Pulp doesn’t know (and has never known) anything about “browsable” - it only knows how to look for repodata/repomd.xml starting from the URL in the remote. The following works, for example:

pulp rpm remote create --name grafana --url https://rpm.grafana.com/ --policy on_demand
pulp rpm repository create --name grafana --remote grafana
pulp rpm repository sync --name grafana
Started background task /pulp/api/v3/tasks/019566a3-dbf4-7813-b097-dcfaecce2a7c/
.....................................................................................Done.

SIGKILL (signal 9) is more likely to be “the OOMKiller came to visit”. The grafana library in particular has an enormous filelists.xml to process (<open-size>2202178308</open-size>) - the worker-process can grow to 5GB (!) when trying to ingest it. See https://issues.redhat.com/browse/PULP-280 for details. We haven’t addressed this issue yet.

artifactory repos can be missing filelists.xml entirely, which caused pulp_rpm to refuse to ingest them.

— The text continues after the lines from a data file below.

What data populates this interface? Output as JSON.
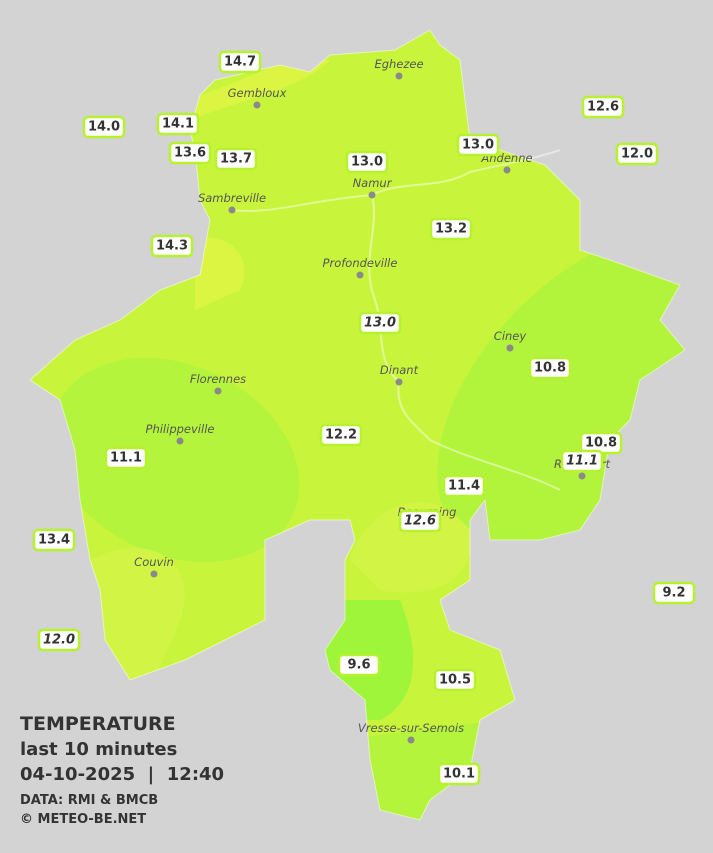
{
  "title": "TEMPERATURE",
  "subtitle": "last 10 minutes",
  "datetime": "04-10-2025  |  12:40",
  "data_source": "DATA: RMI & BMCB",
  "copyright": "© METEO-BE.NET",
  "cities": [
    "Eghezee",
    "Gembloux",
    "Andenne",
    "Namur",
    "Sambreville",
    "Profondeville",
    "Ciney",
    "Dinant",
    "Florennes",
    "Philippeville",
    "Rochefort",
    "Beauraing",
    "Couvin",
    "Vresse-sur-Semois"
  ],
  "stations": [
    {
      "label": "14.7"
    },
    {
      "label": "14.0"
    },
    {
      "label": "14.1"
    },
    {
      "label": "13.6"
    },
    {
      "label": "13.7"
    },
    {
      "label": "13.0"
    },
    {
      "label": "13.0"
    },
    {
      "label": "12.6"
    },
    {
      "label": "12.0"
    },
    {
      "label": "14.3"
    },
    {
      "label": "13.2"
    },
    {
      "label": "13.0",
      "italic": true
    },
    {
      "label": "10.8"
    },
    {
      "label": "12.2"
    },
    {
      "label": "11.1"
    },
    {
      "label": "10.8"
    },
    {
      "label": "11.1",
      "italic": true
    },
    {
      "label": "11.4"
    },
    {
      "label": "12.6",
      "italic": true
    },
    {
      "label": "13.4"
    },
    {
      "label": "9.2"
    },
    {
      "label": "12.0",
      "italic": true
    },
    {
      "label": "9.6"
    },
    {
      "label": "10.5"
    },
    {
      "label": "10.1"
    }
  ]
}
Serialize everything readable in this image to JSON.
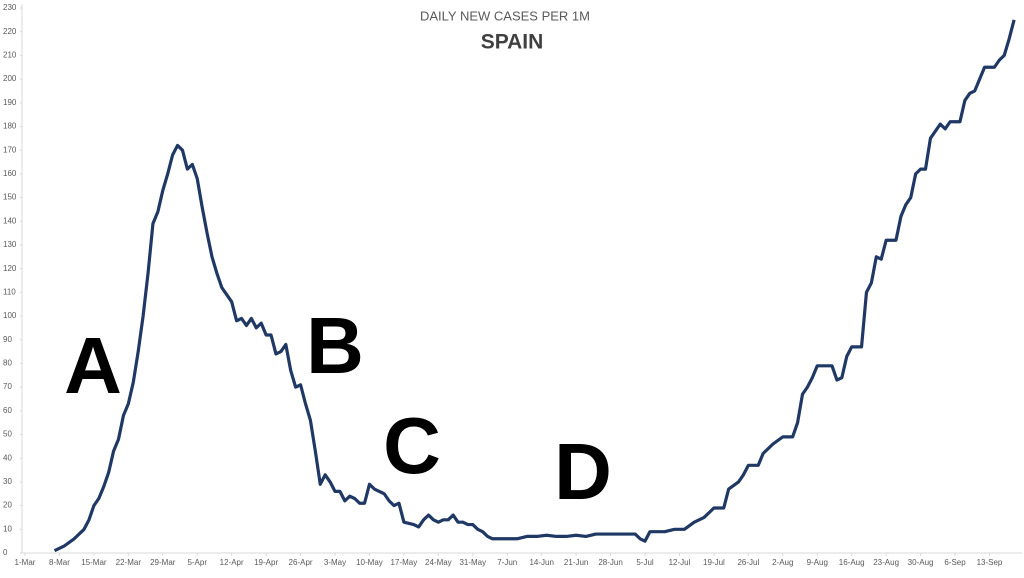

That was fixed in the recently-released pulp_rpm/3.28 - see https://github.com/pulp/pulp_rpm/issues/3777

3 Likes

Just feedback… I got it to work by setting higher memory limits… thanks for your help

  worker:
    replicas: 2
    resource_requirements:
      requests:
        cpu: "1"
        memory: 2Gi
      limits:
        cpu: "4"
        memory: 7Gi
3 Likes

Outstanding - thanks for letting me know!